100 Yard Wall is a nice little climbing area near the entry into Arches National Park. There are only 3 established climbs on 2 tiers and you can nicely combine 2 climbs into a 2 pitch adventure. The climb "The Doil 5.8" is one of the nicest cracks Arches has to offer and the route is surprisingly clean. Most climbs in Arches are sandy, but this one offers superb quality. Expect about 2-3 hrs for climbing all routes at leisurely pace.
100 Yard Wall is close to the road and access is about 5 min of walk. The wall is seen from the road. There is a morning sun and shade comes in late morning.
The views are spectacular especially towards La Sal Mountains.
The climbing here is not published in many guidebooks and solitude is likely.
100 Yard Wall is located within Arches National park, just outside beautiful town of Moab.
Drive 1.7 miles from Arches Visitor Center and park at the small pullout parking lot. The climbs are on the left side of the road and obvious from the road.
1. The Nutcracker 5.8+ is located on the lower tear on the right side of the cliff. A nice crack, easy to find, good protection, little sandy, which is common for Arches climbing. It starts with a stem, into a finger crack, hand crack and little bit of chimney towards the end. The anchor was a sling around a large boulder. You can either rappel down or continue to the top of the large ledge and walk towards the next tier and continue with 2nd pitch of the climb The Doil. There is a walk off from the ledge above The Nutcracker to the right - very obvious.
2. The Doil 5.8 - The climb is located just above Nutcracker. Again, the climb is easy to identify. The start is easy with stacked up blocks that lead to a crack. Continue up the crack with some back rest on the back wall to anchors. Lovely climbing, clean rock, one of my favorite climbs in Arches. Rappel down.

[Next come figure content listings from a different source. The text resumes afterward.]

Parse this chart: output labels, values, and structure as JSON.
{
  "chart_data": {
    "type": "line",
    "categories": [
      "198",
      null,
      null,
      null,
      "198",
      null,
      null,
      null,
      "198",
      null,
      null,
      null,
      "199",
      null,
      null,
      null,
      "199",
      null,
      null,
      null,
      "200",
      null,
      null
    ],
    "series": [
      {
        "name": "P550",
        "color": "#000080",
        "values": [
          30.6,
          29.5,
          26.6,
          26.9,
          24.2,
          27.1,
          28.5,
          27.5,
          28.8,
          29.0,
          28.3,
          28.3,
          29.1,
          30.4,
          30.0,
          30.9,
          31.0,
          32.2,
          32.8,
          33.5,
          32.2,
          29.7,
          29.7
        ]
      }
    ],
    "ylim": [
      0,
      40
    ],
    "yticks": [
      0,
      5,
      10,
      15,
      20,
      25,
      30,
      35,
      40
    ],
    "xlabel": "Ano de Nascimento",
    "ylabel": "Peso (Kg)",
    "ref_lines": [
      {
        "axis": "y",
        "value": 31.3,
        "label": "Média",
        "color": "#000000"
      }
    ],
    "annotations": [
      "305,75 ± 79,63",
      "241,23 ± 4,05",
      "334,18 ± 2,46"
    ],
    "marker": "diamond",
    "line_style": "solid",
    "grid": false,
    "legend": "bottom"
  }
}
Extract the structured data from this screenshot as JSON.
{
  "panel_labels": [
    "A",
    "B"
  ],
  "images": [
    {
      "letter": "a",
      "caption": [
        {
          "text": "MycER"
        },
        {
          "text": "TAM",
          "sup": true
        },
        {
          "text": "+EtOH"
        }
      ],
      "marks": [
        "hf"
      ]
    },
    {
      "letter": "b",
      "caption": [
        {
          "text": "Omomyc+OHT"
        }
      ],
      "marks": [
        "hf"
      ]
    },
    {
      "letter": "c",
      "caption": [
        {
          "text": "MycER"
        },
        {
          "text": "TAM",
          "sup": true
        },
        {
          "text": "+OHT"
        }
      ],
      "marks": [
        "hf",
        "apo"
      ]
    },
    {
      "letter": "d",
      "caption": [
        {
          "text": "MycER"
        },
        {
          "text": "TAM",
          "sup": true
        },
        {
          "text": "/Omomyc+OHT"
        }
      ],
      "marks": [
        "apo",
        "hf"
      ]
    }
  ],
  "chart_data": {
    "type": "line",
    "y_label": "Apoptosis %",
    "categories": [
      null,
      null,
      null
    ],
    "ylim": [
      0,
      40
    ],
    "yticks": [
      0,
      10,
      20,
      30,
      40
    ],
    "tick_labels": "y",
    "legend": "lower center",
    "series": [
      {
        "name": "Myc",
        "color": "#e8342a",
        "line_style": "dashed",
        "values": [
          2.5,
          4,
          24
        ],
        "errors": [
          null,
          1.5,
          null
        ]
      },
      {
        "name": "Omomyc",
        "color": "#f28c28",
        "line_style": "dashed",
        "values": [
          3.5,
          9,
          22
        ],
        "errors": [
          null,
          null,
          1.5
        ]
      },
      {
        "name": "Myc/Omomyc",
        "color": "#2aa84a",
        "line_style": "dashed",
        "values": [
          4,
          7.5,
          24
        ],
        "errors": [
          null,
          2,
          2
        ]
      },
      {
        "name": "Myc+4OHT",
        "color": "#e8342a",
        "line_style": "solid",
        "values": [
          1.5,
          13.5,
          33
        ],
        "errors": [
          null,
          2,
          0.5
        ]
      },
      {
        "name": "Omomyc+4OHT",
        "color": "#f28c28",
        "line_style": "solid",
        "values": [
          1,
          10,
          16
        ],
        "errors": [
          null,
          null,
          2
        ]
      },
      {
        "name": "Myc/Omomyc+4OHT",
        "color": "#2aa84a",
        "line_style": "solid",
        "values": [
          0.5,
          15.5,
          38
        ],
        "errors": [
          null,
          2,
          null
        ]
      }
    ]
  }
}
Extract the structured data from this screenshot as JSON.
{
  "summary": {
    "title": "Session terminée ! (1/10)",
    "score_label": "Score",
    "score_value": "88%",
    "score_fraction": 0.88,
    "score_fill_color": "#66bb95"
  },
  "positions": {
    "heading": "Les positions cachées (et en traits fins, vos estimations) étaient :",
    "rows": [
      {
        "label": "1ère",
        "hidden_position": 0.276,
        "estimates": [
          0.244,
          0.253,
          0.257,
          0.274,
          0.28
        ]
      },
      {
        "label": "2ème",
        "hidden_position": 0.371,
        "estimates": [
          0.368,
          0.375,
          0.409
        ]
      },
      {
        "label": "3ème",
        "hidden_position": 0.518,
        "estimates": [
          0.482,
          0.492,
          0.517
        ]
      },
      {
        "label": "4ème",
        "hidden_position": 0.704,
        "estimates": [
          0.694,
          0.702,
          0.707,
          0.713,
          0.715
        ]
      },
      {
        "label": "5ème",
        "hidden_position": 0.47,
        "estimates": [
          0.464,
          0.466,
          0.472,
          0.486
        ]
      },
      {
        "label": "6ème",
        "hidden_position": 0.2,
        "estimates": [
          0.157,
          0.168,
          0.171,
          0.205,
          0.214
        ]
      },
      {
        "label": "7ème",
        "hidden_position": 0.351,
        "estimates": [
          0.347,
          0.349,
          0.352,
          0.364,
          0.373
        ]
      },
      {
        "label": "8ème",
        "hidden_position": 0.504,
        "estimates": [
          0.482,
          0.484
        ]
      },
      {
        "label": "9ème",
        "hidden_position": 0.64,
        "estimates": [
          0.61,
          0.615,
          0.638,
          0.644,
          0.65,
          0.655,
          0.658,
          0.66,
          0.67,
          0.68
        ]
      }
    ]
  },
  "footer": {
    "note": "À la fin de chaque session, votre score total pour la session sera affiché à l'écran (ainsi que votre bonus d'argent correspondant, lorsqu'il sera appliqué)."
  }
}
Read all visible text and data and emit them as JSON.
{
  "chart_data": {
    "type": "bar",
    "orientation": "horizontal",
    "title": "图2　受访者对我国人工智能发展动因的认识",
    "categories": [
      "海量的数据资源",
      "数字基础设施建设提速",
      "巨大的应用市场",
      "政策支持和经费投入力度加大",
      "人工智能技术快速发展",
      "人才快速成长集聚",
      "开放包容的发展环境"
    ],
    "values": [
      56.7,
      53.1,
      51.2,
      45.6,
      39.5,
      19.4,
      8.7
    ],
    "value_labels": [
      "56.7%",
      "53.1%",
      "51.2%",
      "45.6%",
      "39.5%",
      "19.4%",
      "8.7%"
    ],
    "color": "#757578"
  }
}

3. Fledgling 5.4 Another easy to identify climb. Walk on the large ledge above The Nutcracker to the left and look for a large triangular shaped flake close to the wall. The climb is located on its west side. The crux is at the start with a wide section (felt more difficult than 5.4), little slippery and sandy. The quality of rock is not the best, but the climbing gets much easier higher up. There are drilled angle anchors at the top of the flake, the webbing was old and we back it off with a sling. The views from the top of the flake are fantastic. Rappel the route.
You have to pay an entry fee into Arches National Park.
The climbing is on soft sandstone and the rock gets easily damaged when it is wet. Holds rip off and climbs gets damaged. Sometimes you have to wait a few days after heavy rains before you can climb. Please respect the conditions.
Raptor closures: this wall is closed seasonally during nesting times of raptors. The closure appears annually from March 31st until August 31st.
You are not allowed to use white chalk.
See rules of climbing in Arches here.
Any time of the year is fine as long as you respect the raptor closures from March 31st to August 31st. Remember summers are hot in Arches and winters can be cool. We climbed early am of November and enjoyed morning sun.
There is a campground within Arches National Park - it is towards the end of the park. The campground is open year round and you can make advanced reservations. The Devils Garden Campground infoThere are many campground and hotels in Moab area. But keep in mind that this is one of the most touristy destinations in Utah and weekends are busy.